Appellant insists that under this finding judgment should be rendered in his favor on his plea of the five years' statute of limitation (Rev.St. 1925, art. 5509). We do not deem a discussion of this question profitable. The opinion of the Commission of Appeals in the case of Deaton v. Rush, 113 Tex. 176, 252 S.W. 1025, adopted by the Supreme Court, goes fully into the question, and holds that a vendor's cause of action for the recovery of land, the deed to which was obtained by fraud, does not accrue until after the cancellation of such deed, and that limitation under the five years' statute does not begin to run against the vendor until such deed is canceled. No right to maintain an action for the land exists until the deed is set aside. Judgment for appellant cannot be rendered on this ground.
Appellant insists that the judgment of the trial court should be reversed and here rendered in his favor upon another ground. The evidence discloses that, after appellant acquired the deed from appellees, he deeded the land to his mother; that other heirs of appellant's father also deeded their interest to their mother; and that thereafter appellant's mother deeded the entire tract to him. Appellant's mother was an innocent purchaser without any notice of the alleged fraud, and the argument is made here that appellant is protected by the bona fides of his mother, whose title he acquired.
It is a general rule applied in many Texas cases that if a second purchaser with notice acquires title from a former purchaser who was without notice and bona fide, he succeeds to all the rights of his immediate grantor. But this general rule has a well established exception. This exception is stated in Pomeroy's Equity Jurisprudence (4th Ed.) vol. 2, § 754, as follows:
"This exception is that such a title cannot be conveyed, free from the prior equities, back to a former owner who was charged with notice. If A holding a title affected with notice, conveys to B, a bona fide purchaser, and afterwards takes a reconveyance to himself, all the equities revive and attach to the land in his hands, since the doctrine requires not only valuable consideration and absence of notice, but also good faith."
This rule is well supported by the many authorities cited thereunder. One of those authorities, Rogers v. Lindsey, 13 How. (54 U.S.) 441, 14 L.Ed. 215, states the rule and exception in this language:
"A purchaser with notice may protect himself by obtaining the title of a purchaser for a valuable consideration without notice, unless he be the original party to the fraud. The bona fide purchase purges away the equity from the title in the hands of all persons who may obtain a derivative title, except it be that of the original party, whose conscience stands bound by the violation of the trust, and a meditated fraud."

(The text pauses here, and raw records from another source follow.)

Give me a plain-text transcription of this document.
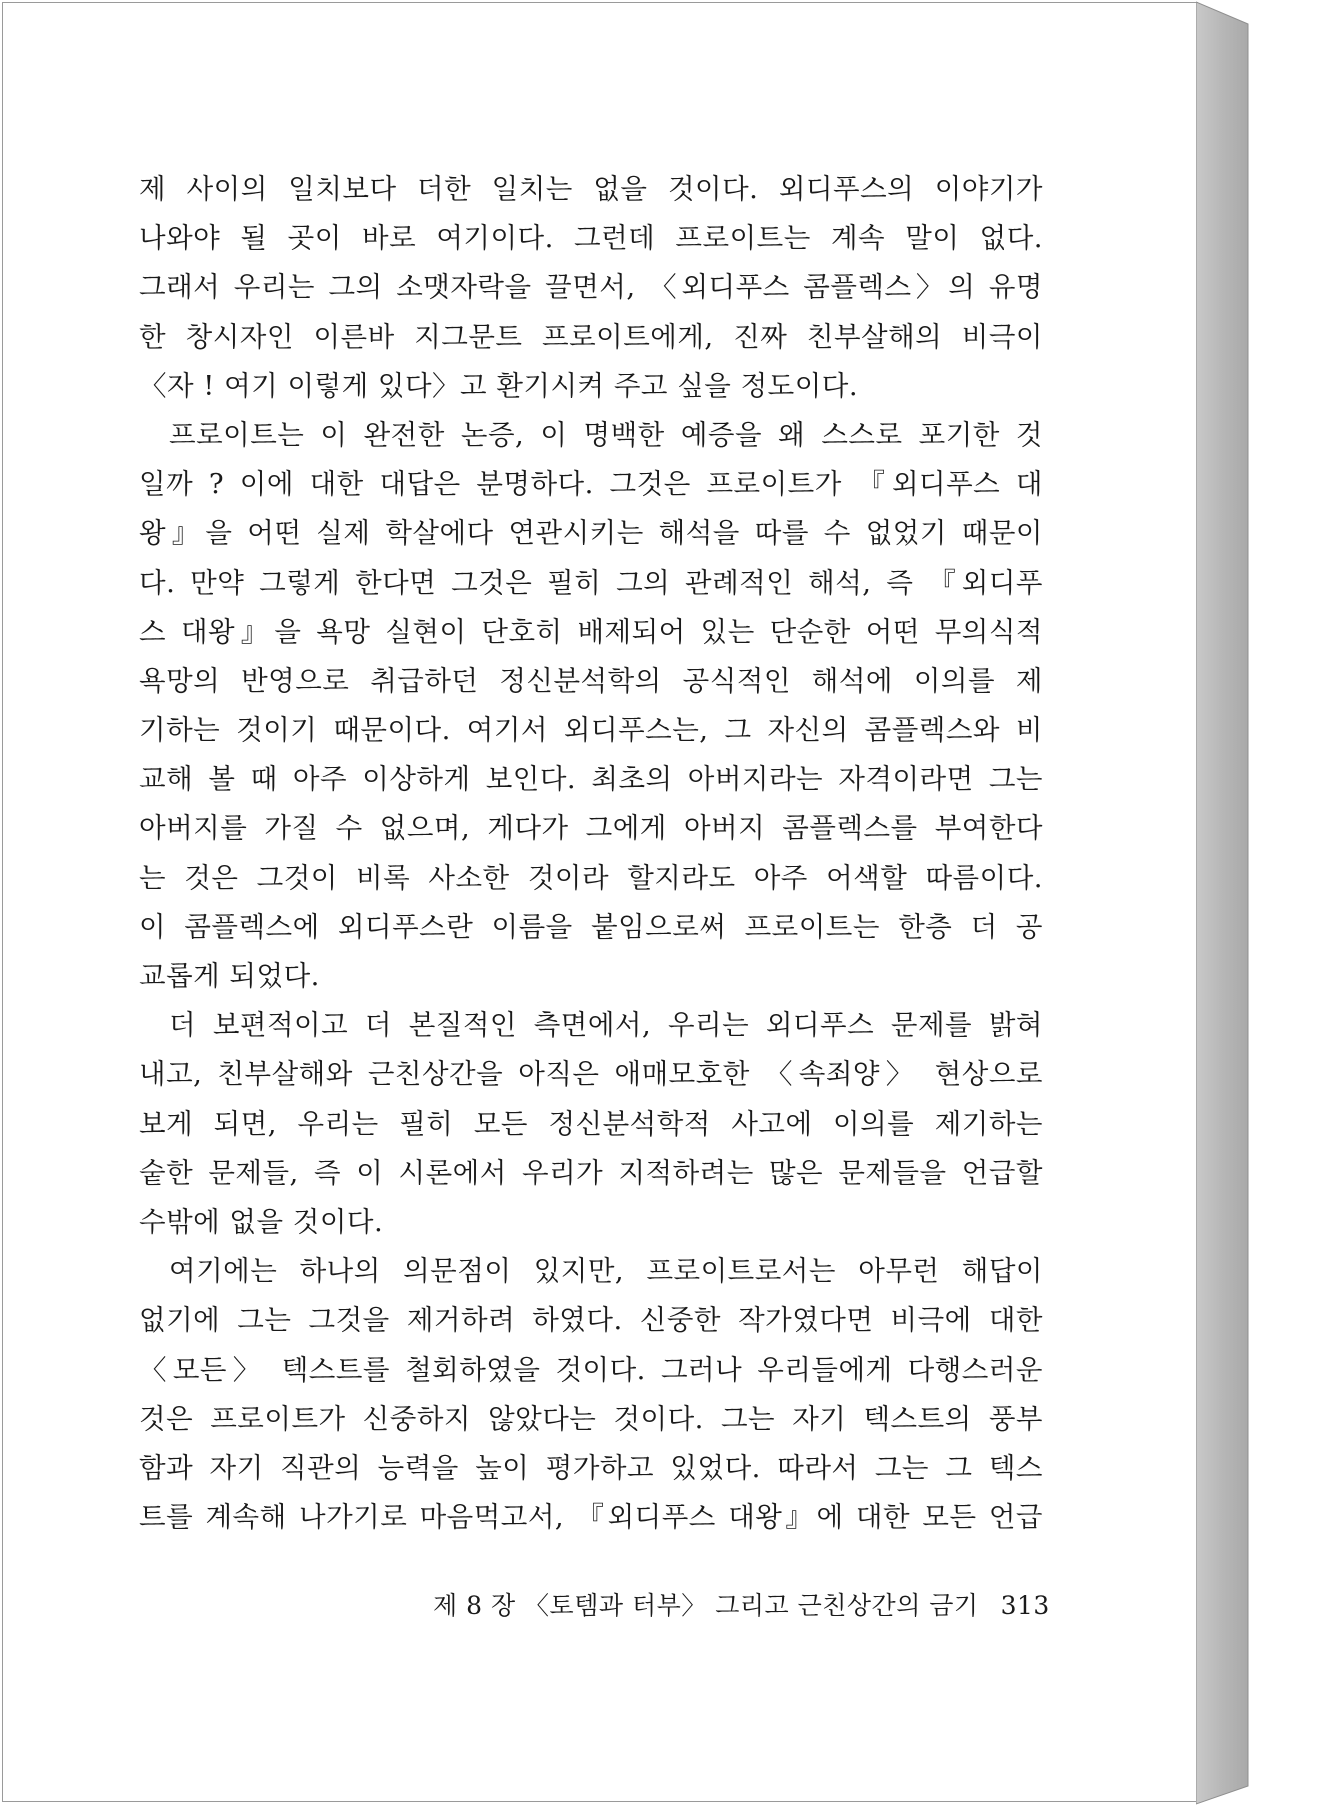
제 사이의 일치보다 더한 일치는 없을 것이다. 외디푸스의 이야기가
나와야 될 곳이 바로 여기이다. 그런데 프로이트는 계속 말이 없다.
그래서 우리는 그의 소맷자락을 끌면서, 〈외디푸스 콤플렉스〉의 유명
한 창시자인 이른바 지그문트 프로이트에게, 진짜 친부살해의 비극이
〈자 ! 여기 이렇게 있다〉고 환기시켜 주고 싶을 정도이다.
프로이트는 이 완전한 논증, 이 명백한 예증을 왜 스스로 포기한 것
일까 ? 이에 대한 대답은 분명하다. 그것은 프로이트가 『외디푸스 대
왕』을 어떤 실제 학살에다 연관시키는 해석을 따를 수 없었기 때문이
다. 만약 그렇게 한다면 그것은 필히 그의 관례적인 해석, 즉 『외디푸
스 대왕』을 욕망 실현이 단호히 배제되어 있는 단순한 어떤 무의식적
욕망의 반영으로 취급하던 정신분석학의 공식적인 해석에 이의를 제
기하는 것이기 때문이다. 여기서 외디푸스는, 그 자신의 콤플렉스와 비
교해 볼 때 아주 이상하게 보인다. 최초의 아버지라는 자격이라면 그는
아버지를 가질 수 없으며, 게다가 그에게 아버지 콤플렉스를 부여한다
는 것은 그것이 비록 사소한 것이라 할지라도 아주 어색할 따름이다.
이 콤플렉스에 외디푸스란 이름을 붙임으로써 프로이트는 한층 더 공
교롭게 되었다.
더 보편적이고 더 본질적인 측면에서, 우리는 외디푸스 문제를 밝혀
내고, 친부살해와 근친상간을 아직은 애매모호한 〈속죄양〉 현상으로
보게 되면, 우리는 필히 모든 정신분석학적 사고에 이의를 제기하는
숱한 문제들, 즉 이 시론에서 우리가 지적하려는 많은 문제들을 언급할
수밖에 없을 것이다.
여기에는 하나의 의문점이 있지만, 프로이트로서는 아무런 해답이
없기에 그는 그것을 제거하려 하였다. 신중한 작가였다면 비극에 대한
〈모든〉 텍스트를 철회하였을 것이다. 그러나 우리들에게 다행스러운
것은 프로이트가 신중하지 않았다는 것이다. 그는 자기 텍스트의 풍부
함과 자기 직관의 능력을 높이 평가하고 있었다. 따라서 그는 그 텍스
트를 계속해 나가기로 마음먹고서, 『외디푸스 대왕』에 대한 모든 언급
제 8 장 〈토템과 터부〉 그리고 근친상간의 금기 313
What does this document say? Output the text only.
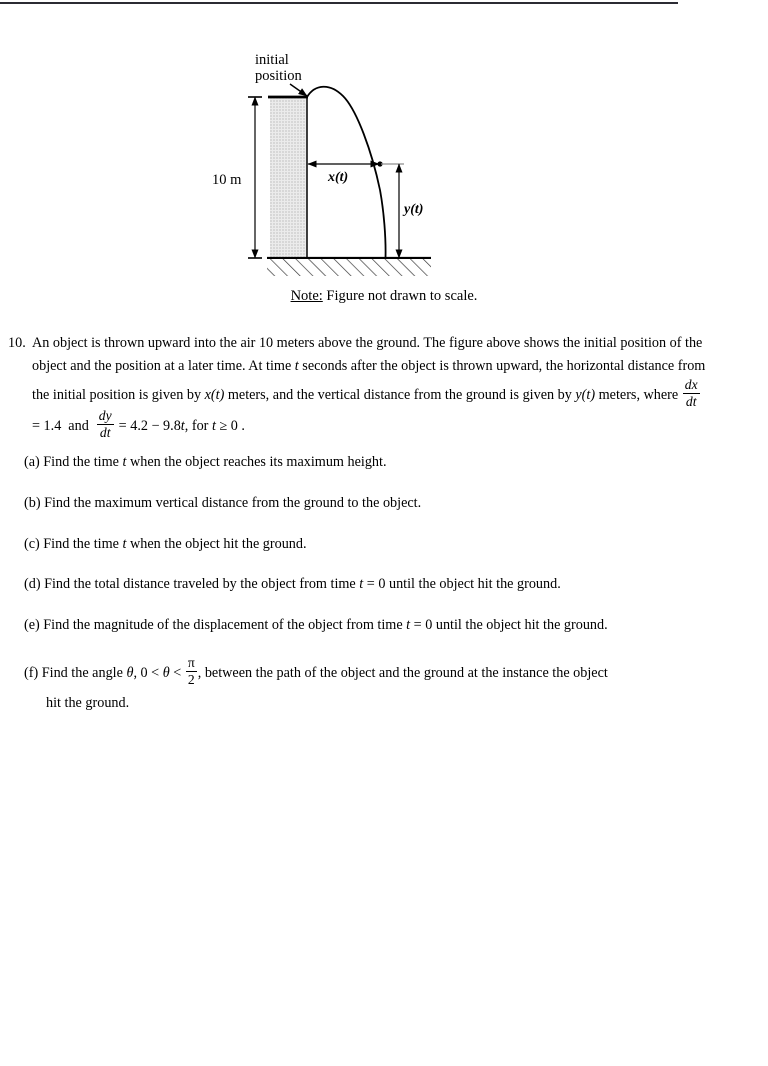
initial
position
10 m	x(t)
y(t)
Note: Figure not drawn to scale.
10. An object is thrown upward into the air 10 meters above the ground. The figure above shows the initial position of the object and the position at a later time. At time t seconds after the object is thrown upward, the horizontal distance from the initial position is given by x(t) meters, and the vertical distance from the ground is given by y(t) meters, where $\frac{dx}{dt}$
= 1.4 and $\frac{dy}{dt} = 4.2 - 9.8t$, for t ≥ 0 .
(a) Find the time t when the object reaches its maximum height.
(b) Find the maximum vertical distance from the ground to the object.
(c) Find the time t when the object hit the ground.
(d) Find the total distance traveled by the object from time t = 0 until the object hit the ground.
(e) Find the magnitude of the displacement of the object from time t = 0 until the object hit the ground.
(f) Find the angle θ, $0 < \theta < \frac{\pi}{2}$ , between the path of the object and the ground at the instance the object
hit the ground.
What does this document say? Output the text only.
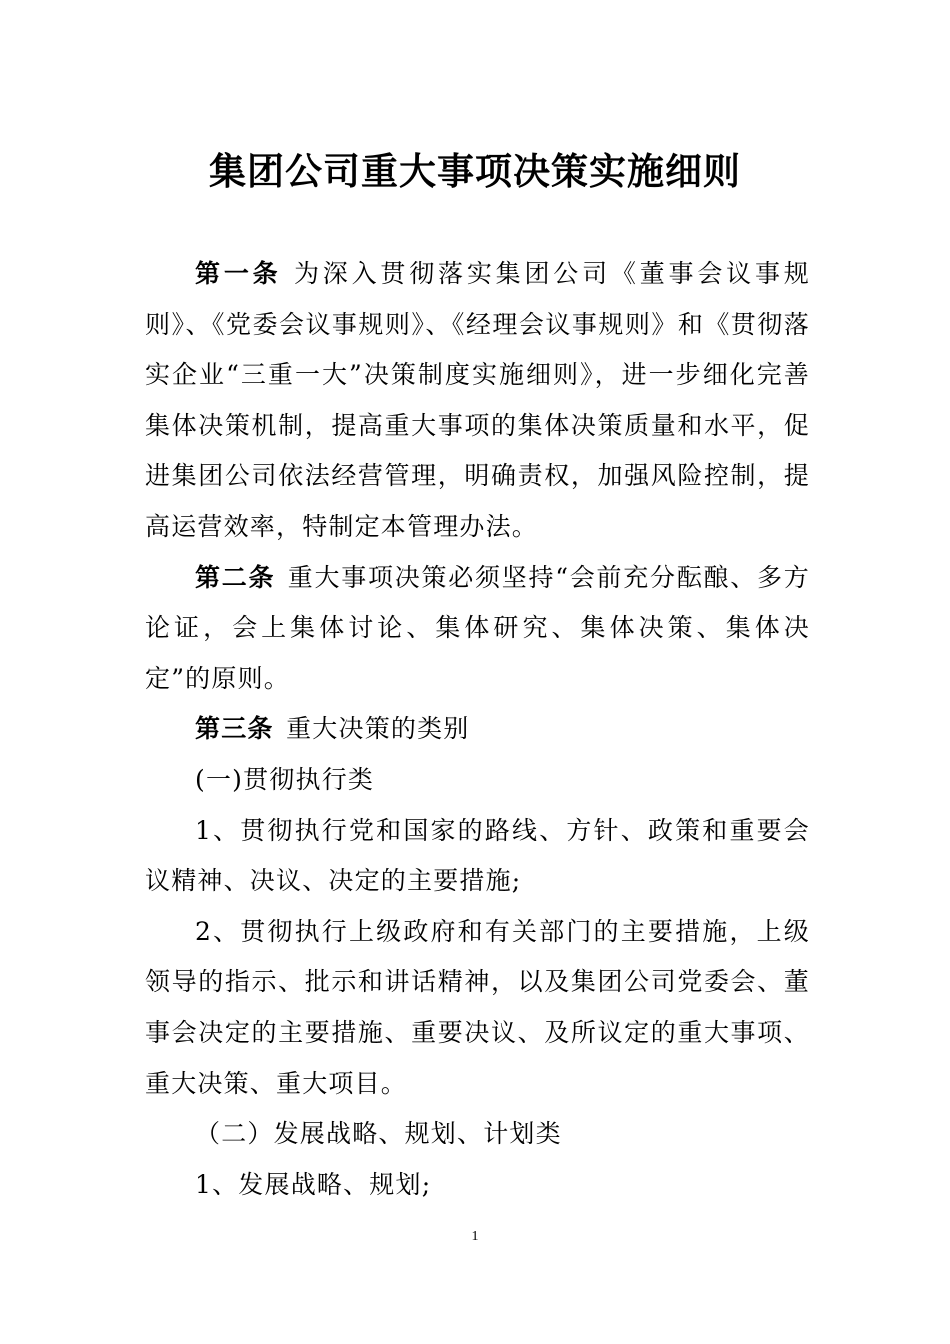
集团公司重大事项决策实施细则

第一条 为深入贯彻落实集团公司《董事会议事规则》、《党委会议事规则》、《经理会议事规则》和《贯彻落实企业“三重一大”决策制度实施细则》，进一步细化完善集体决策机制，提高重大事项的集体决策质量和水平，促进集团公司依法经营管理，明确责权，加强风险控制，提高运营效率，特制定本管理办法。

第二条 重大事项决策必须坚持“会前充分酝酿、多方论证，会上集体讨论、集体研究、集体决策、集体决定”的原则。

第三条 重大决策的类别

(一)贯彻执行类

1、贯彻执行党和国家的路线、方针、政策和重要会议精神、决议、决定的主要措施;

2、贯彻执行上级政府和有关部门的主要措施，上级领导的指示、批示和讲话精神，以及集团公司党委会、董事会决定的主要措施、重要决议、及所议定的重大事项、重大决策、重大项目。

（二）发展战略、规划、计划类

1、发展战略、规划;

1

We cannot render judgment for appellant on this ground.
We overrule the contention of appellant that the case should be rendered on his plea of four years' limitation. Appellees alleged fraud in their petition, and the jury found that appellees discovered, or could have discovered by reasonable diligence, that the Jones county land was included in their deed on or about September, 1926. It is well established that in a suit based upon fraud, limitation will not run until the fraud is discovered, or by reasonable diligence should have been discovered. Burney v. Burney (Tex.Civ.App.) 261 S.W. 182, and authorities there cited.
The other questions discussed in appellant's brief will probably not arise upon another trial, and need not, therefore, be disposed of in this opinion.
The judgment of the trial court will be reversed and the cause remanded.